Brouwer in zijn bierkelder. Miniatuur, eind 14de eeuw. Londen, British Library (Bron: Wikimedia)
Brouwer in zijn bierkelder. Miniatuur, eind 14de eeuw. Londen, British Library (Bron: Wikimedia)

L. Malfait verricht al jarenlang volgehouden genealogisch (= stamboomkundig) onderzoek over haar voorouders en over de Tuimelare. Hiervoor gaat ze op speurtocht in allerlei archieven en publicaties, en baant zich vastberaden een weg doorheen het nog beschikbaar historisch bronnenmateriaal, zoals een:

  • penningkohier, pointingboek (= een lijst van alle plaatselijke belastingplichtigen. Een nadere omschrijving ervan volgt hieronder);
  • staat van goed (= boedelbeschrijving/inventaris van nalatenschap bij een overlijden);
  • doodhalm (= akte die na het overlijden van een persoon moest worden ingediend bij de baljuw en schepenen);
  • wezenregister (= beknopt overzicht van de goederen die minderjarige wezen erfden);
  • staat van de zielen (= parochieregister met een lijst van doopsels, huwelijken en begrafenissen);
  • haardtelling, volkstelling, bevolkingsregister;
  • beroepenlijst;
  • lijst van weerbare mannen (= mannen, tussen 6 en 60 jaar, die geschikt zijn om in oorlogstijd een legerdienst te verrichten);
  • lijst van poorters en/of buitenpoorters (= burgers die (voor)rechten verwierven om binnen/buiten de stadspoorten te wonen);
  • renteboek, bijv. van een heerlijkheid;
  • rekening van de parochie/heerlijkheid, de armendis, de plaatselijke schepenbank, enz.;
  • landboek (van de parochie/heerlijkheid) of landkaart (met plaatsnamen van de streek);
  • archief van een familie, parochie, gemeente, stad, kasselrij, enz.

1543

Pieter Brueghel de Jonge. De betaling van de tienden. 1626 (Bron: Wikimedia).
Tienden werden geheven in geld of ook in natura. Een klerk noteerde alles zorgvuldig in het tiende-kohier.
(Pieter Brueghel de Jonge. Pointinge, d.w.z. inning van de tienden. 1626. Bron: Wikimedia).

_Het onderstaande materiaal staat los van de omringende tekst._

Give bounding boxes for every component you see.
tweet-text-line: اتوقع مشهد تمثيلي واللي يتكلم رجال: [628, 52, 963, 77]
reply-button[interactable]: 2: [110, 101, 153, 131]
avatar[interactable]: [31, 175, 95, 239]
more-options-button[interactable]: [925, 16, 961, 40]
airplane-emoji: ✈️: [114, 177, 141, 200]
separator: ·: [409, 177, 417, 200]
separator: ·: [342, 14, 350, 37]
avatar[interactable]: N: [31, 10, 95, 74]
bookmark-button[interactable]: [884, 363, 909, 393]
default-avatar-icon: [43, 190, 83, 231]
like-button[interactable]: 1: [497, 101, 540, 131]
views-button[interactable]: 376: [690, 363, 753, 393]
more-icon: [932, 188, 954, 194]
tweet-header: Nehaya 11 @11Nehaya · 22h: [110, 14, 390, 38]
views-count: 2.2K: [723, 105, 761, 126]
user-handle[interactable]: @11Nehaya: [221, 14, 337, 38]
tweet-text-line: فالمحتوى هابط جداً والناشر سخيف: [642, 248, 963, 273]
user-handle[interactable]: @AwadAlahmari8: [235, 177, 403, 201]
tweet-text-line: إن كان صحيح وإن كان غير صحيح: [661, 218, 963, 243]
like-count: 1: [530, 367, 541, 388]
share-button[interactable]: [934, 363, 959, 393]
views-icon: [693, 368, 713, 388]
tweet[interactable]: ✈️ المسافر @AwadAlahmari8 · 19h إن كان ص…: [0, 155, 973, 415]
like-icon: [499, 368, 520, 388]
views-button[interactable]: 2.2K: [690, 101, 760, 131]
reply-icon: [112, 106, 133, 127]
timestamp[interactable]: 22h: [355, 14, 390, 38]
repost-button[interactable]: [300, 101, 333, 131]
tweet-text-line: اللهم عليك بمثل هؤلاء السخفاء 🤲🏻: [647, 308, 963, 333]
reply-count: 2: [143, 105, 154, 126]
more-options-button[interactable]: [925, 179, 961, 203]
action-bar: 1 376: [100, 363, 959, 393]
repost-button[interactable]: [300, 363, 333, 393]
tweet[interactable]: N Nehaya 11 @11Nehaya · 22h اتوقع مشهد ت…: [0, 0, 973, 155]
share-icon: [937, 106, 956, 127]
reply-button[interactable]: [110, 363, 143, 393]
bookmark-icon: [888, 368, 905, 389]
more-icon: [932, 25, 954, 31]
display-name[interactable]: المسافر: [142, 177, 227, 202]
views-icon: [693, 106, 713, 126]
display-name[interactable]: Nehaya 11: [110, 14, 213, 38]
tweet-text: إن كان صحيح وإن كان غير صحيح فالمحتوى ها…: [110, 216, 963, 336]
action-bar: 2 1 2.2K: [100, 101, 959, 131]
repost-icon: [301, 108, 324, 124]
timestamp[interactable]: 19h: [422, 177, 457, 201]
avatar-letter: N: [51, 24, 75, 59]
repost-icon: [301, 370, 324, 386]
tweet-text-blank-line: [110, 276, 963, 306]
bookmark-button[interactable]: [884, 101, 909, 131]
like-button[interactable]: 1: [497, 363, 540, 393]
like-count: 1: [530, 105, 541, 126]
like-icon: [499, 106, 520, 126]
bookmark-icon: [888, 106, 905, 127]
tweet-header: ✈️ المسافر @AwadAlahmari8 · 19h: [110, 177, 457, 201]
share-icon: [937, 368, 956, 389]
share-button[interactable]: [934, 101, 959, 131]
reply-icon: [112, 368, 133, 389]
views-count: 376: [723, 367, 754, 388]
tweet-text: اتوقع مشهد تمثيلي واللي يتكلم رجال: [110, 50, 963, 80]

Linda Malfait: "In het Rijksarchief van Brugge wordt een penningkohier van Moorslede bewaard dat dateert van 1543. Een penningkohier is de verre voorloper van het huidig kadaster. Het omvatte een volledige lijst met de voor- en familienaam van alle belastingplichtigen in de parochie, zowel van eigenaars, pachters als huurders, alsook hun beroep en de aard van hun onroerend goed. Op alle onroerende goederen werd jaarlijks een penning (= belasting) geheven, volgens een vooraf bepaald percentage. In het geval van Moorslede was dat "een tiende-penning X" (= het Romeins cijfer 10), d.w.z. een taks ten belope van 10 % dus op het hele jaarinkomen of op de jaarlijkse pachtsom (in geld, soms gedeeltelijk in natura) van de huurders. We vernemen zo meer over het soort gebruik, de oppervlakte en de geschatte pachtprijs van alle gebouwen en gronden, en tevens over de ligging ervan (plaats- en/of straatnaam). Al die ingezamelde gegevens leveren een unieke schat aan informatie op voor al wie bezig is met geschiedenis, familie- of plaatsnaamkunde, e.d."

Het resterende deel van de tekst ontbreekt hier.